This dish is easy, and can be made ahead and assembled the next morning. It’s pretty great reheated, too. It travels well. This is the perfect “bring to brunch” dish. I cannot emphasize the ease of this dish. The only hard part is deciding whether you are making the cornbread or not.
Print
Cajun Breakfast Soufflé
- Total Time: 1 hour 20 minutes
- Yield: 6-8 1x
Description
Instead of ham in your eggs, this cajun breakfast calls for andouille sausage and cornbread subbed for toast. Made with ease, this is a great brunch recipe.
Ingredients
- Butter for greasing a pan
- 4 cups loosely packed cornbread, cut into 1 inch (or so) cubes (add jalapenos for extra spice!!)
- 2-3 tbsp (30-45 ml) olive oil
- 1 medium onion, small dice
- 1 green pepper, small dice
- 1/2 lb (225 g) of andouille sausage, medium dice
- 1 tsp garlic, minced
- 1/2 tsp salt
- 1/4 tsp cayenne pepper (optional)
- 1/4 tsp black pepper
- 6 eggs
- 1 1/2 cup (360 ml) whole milk
- 1 cup (240 ml) shredded cheese (I used Cheddar/Monterey Jack)
Instructions
- Preheat oven to 350 Degrees Fahrenheit.
- Grease a 2-2 1/2 quart baking dish. Place cornbread into dish and set aside.
- In a skillet, heat olive oil over medium heat. Add onion, pepper and andouille and cook until the onion is translucent and the green peppers are soft. Stir occasionally. Add the garlic, salt and peppers. Incorporate the spices. Set aside to slightly cool.
- In a small mixing bowl, combine the eggs and the milk. Add the cheese and stir until incorporated.
- Spread the pepper and sausage mixture over the cornbread. Evenly pour the milk mixture over the whole concoction.

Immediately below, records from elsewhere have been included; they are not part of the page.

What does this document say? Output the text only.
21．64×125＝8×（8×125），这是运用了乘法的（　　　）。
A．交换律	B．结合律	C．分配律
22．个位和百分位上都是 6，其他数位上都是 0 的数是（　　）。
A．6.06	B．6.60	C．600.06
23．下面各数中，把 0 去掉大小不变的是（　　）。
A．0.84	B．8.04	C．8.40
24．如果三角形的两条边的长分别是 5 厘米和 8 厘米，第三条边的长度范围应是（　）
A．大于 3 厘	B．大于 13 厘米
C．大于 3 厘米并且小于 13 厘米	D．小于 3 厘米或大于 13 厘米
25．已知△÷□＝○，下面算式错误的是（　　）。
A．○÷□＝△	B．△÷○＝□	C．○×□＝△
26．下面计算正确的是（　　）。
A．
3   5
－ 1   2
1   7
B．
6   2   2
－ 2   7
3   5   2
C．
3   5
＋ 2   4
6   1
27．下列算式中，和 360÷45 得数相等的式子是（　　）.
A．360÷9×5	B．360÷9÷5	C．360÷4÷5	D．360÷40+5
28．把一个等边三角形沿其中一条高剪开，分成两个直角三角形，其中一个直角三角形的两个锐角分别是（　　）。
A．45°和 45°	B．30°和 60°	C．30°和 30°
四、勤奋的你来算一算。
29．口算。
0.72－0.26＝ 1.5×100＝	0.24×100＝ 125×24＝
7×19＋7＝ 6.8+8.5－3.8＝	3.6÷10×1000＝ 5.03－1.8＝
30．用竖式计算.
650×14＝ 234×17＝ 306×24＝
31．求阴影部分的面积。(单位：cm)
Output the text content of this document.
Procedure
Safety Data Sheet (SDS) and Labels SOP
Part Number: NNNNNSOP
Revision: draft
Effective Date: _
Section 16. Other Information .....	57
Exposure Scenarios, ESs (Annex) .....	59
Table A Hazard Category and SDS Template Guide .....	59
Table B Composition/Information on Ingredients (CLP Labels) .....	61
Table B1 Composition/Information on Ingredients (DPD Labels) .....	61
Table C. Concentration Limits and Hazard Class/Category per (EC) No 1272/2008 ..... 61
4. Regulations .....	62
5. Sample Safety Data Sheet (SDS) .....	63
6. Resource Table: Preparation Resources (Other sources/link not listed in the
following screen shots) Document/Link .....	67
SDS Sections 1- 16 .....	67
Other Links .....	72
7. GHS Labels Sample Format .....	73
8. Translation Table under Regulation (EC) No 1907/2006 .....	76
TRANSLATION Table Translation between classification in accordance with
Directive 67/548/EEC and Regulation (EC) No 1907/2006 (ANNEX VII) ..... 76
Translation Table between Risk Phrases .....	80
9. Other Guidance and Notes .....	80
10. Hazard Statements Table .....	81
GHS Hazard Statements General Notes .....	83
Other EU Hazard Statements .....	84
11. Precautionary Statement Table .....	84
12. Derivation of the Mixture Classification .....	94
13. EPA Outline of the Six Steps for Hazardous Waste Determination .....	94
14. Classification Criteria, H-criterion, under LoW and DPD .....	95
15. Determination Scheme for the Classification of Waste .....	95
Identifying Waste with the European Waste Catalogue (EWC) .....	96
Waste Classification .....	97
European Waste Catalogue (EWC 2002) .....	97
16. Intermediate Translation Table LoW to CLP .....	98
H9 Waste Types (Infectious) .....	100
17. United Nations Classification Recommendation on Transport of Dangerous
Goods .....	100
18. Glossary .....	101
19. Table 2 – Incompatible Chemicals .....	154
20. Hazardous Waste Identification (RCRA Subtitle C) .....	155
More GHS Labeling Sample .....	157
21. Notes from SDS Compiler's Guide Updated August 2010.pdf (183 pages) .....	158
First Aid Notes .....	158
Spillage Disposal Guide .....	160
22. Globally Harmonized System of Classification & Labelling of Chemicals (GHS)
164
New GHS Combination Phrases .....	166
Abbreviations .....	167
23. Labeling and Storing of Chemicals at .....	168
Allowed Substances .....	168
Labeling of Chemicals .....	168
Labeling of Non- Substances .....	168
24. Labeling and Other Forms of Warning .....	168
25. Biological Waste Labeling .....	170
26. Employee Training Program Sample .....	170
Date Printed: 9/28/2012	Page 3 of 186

- Bake, uncovered, for about an hour, or until the edges are bubbling and the top begins to just brown. If you are unsure about whether the souffle is done, push a knife into the center of the dish. If it comes out clean, your dish should be finished.
Notes
- You can make the cornbread ahead of time (or cut it into squares ahead of time), as well as the pepper mixture.
- Store the cornbread in an airtight container and place the pepper mixture in the refrigerator over night until you are ready to make the dish.
- You can also let the egg mixture “soak into” the cornbread for an hour or so before baking.
- Prep Time: 20 minutes
- Cook Time: 1 hour
- Category: Breakfast
- Cuisine: Southern
Nutrition
- Serving Size: 1 serving
- Calories: 380
If You Liked This Recipe, You’ll Love These
- Smoked Mozzarella Frittata with Spring Arugula
- Oatmeal Blueberry Breakfast Muffins
- Caprese Egg Cups
- Fluffy Mashed Potato and Cheese Pancakes
Frequently Asked Questions
How far ahead can I prepare this dish?
The article and notes explain that this dish is designed for make-ahead convenience. You can make the cornbread ahead and cut it into cubes, cook the andouille and pepper mixture and refrigerate it overnight, and even let the egg-milk mixture soak into the cornbread for an hour before baking. Assembly and refrigeration the night before means you just bake it at 350°F for about an hour the next morning.
How do I know when the soufflé is done baking?
The recipe says to bake uncovered for about 1 hour until the edges are bubbling and the top just begins to brown. If uncertain, push a knife into the center — if it comes out clean, the dish is done. The egg mixture needs to be fully set throughout the cornbread layer.
What kind of cornbread works best, and do I have to make it from scratch?
The article says the only hard decision is “whether you are making the cornbread or not” — store-bought is perfectly fine. You need 4 cups of loosely packed 1-inch cubes. If you do make your own, the recipe suggests adding jalapeños to the batter for extra spice, which amplifies the Cajun theme.